Circle in cartesian and polar

I have a circle whose center is at point (5,-2) and goes through (1,1)

Circle formula: $(x-h)^2+(y-k)^2=r^2$
h=5
k=-2
$r=\sqrt((x_1-x_2)^2+y_1-y_2)^2)$
$r=\sqrt((5-1)^2+(-2-1)^2)$
$r=\sqrt(25)=5$
so,
$(x-5)^2+(y+2)^2=25$

I can't tell for sure if this passes through (1,1) or not from the wolfram graph but looks pretty close.

For polar I'm not sure how to approach this so this is my attempt:
$(x-5)^2+(y+2)^2=25$ = $x^2-10x+25+y^2+4x+4=5=25$
= $x^2-10x+y^2+4x=5=25-29$
making the substitutions for x and y:
= $(rcos(\theta))^2-10rcos(\theta)+(rsin(\theta))^2+4rsin(\theta)=-4$

not sure what to do here on out

thanks for help
April 18th 2012, 05:33 PM
Soroban

Re: Circle in cartesian and polar

Hello, Bowlbase!

Quote:

I have a circle whose center is at point (5,-2) and goes through (1,1)
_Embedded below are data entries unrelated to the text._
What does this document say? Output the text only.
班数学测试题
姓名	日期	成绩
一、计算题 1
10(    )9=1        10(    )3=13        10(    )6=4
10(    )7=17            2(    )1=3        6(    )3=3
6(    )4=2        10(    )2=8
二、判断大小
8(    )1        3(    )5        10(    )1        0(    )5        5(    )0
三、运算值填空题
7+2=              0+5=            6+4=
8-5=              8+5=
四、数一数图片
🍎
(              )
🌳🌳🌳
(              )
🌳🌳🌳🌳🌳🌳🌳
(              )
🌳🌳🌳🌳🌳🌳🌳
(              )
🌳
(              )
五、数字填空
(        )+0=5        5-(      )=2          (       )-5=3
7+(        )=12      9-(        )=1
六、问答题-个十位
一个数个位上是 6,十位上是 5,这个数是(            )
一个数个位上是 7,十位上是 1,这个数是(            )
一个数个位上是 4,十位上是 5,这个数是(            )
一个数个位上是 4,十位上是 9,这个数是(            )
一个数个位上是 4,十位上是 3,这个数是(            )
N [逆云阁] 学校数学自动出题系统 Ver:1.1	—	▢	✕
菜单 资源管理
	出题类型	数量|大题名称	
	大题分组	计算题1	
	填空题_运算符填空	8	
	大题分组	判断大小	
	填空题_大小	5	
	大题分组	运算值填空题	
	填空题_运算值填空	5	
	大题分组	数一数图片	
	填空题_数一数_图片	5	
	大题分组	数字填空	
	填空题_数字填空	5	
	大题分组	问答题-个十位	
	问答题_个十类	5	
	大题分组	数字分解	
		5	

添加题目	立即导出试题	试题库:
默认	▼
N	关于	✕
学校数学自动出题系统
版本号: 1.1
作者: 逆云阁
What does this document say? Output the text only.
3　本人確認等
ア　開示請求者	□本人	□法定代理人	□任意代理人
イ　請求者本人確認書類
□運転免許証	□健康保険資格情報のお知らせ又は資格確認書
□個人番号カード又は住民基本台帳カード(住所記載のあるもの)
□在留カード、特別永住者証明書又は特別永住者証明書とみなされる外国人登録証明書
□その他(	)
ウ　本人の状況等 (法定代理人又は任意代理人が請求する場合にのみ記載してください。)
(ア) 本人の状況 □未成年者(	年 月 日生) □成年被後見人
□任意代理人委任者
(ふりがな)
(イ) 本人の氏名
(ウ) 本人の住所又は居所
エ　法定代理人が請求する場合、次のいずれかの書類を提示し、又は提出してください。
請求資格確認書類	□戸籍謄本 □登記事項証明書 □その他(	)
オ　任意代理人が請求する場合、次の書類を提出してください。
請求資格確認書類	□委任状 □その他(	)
Circle formula: $(x-h)^2+(y-k)^2\:=\:R^2$
. . $h\,=\,5,\;k\,=\,-2.\;R = 5$

So: . $(x-5)^2+(y+2)^2\:=\:25$

I can't tell for sure if this passes through (1,1) or not from the wolfram graph but looks pretty close.
Substitute x = 1 and y = 1 into the equation . . . Do they satisfy the equation?
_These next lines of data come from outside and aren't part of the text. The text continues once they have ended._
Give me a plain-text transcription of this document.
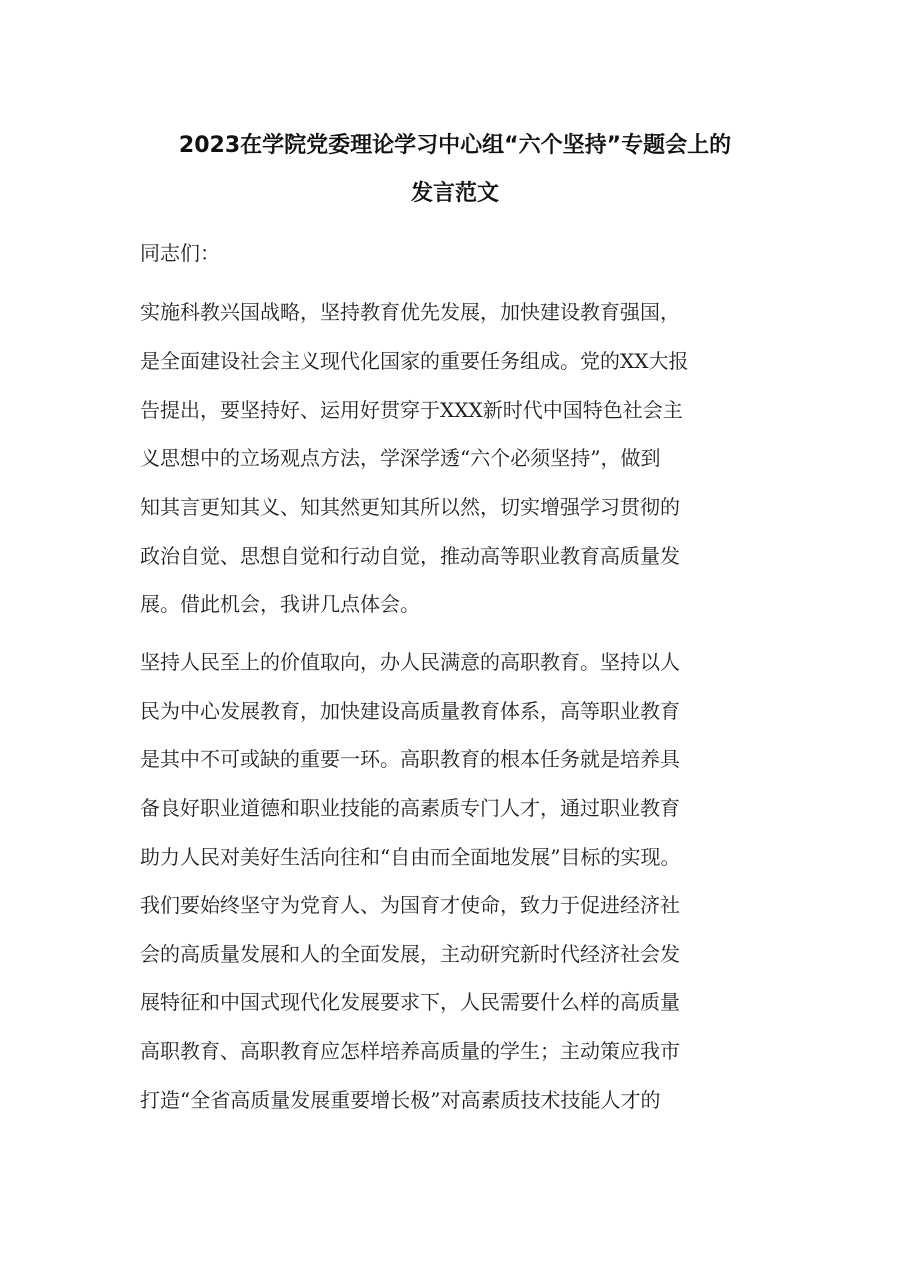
2023在学院党委理论学习中心组“六个坚持”专题会上的
发言范文
同志们：
实施科教兴国战略，坚持教育优先发展，加快建设教育强国，
是全面建设社会主义现代化国家的重要任务组成。党的XX大报
告提出，要坚持好、运用好贯穿于XXX新时代中国特色社会主
义思想中的立场观点方法，学深学透“六个必须坚持”，做到
知其言更知其义、知其然更知其所以然，切实增强学习贯彻的
政治自觉、思想自觉和行动自觉，推动高等职业教育高质量发
展。借此机会，我讲几点体会。
坚持人民至上的价值取向，办人民满意的高职教育。坚持以人
民为中心发展教育，加快建设高质量教育体系，高等职业教育
是其中不可或缺的重要一环。高职教育的根本任务就是培养具
备良好职业道德和职业技能的高素质专门人才，通过职业教育
助力人民对美好生活向往和“自由而全面地发展”目标的实现。
我们要始终坚守为党育人、为国育才使命，致力于促进经济社
会的高质量发展和人的全面发展，主动研究新时代经济社会发
展特征和中国式现代化发展要求下，人民需要什么样的高质量
高职教育、高职教育应怎样培养高质量的学生；主动策应我市
打造“全省高质量发展重要增长极”对高素质技术技能人才的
To convert to polar coordinates, I'd do it like this . . .

$\begin{array}{c}(r\cos\theta - h)^2 + (r\sin\theta - k)^2 \;=\;25 \\ \\ r^2\cos^2\!\theta - 2rh\cos\theta + h^2 + r^2\sin^2\!\theta - 2rk\sin\theta + k^2 \;=\;25 \\ \\ r^2\underbrace{(\cos^2\!\theta + \sin^2\!\theta)}_{\text{This is 1}} - 2r(h\cos\theta + k\sin\theta) + h^2 + k^2 \;=\;25 \\ \\ r^2 - 2(h\cos\theta + k\sin\theta)r + (h^2+k^2- 25) \;=\;0 \end{array}$

You can use the Quadratic Formula to solve for $r$ . . . but it's pretty ugly!
April 18th 2012, 06:34 PM
Bowlbase

Re: Circle in cartesian and polar

OK, I didn't even think of putting in sin/cos before expanding. That makes it more straight forward than what I was trying to do. Especially with the substitution of h,k last.. it makes it easier to follow.

That helped a lot so thanks a bunch!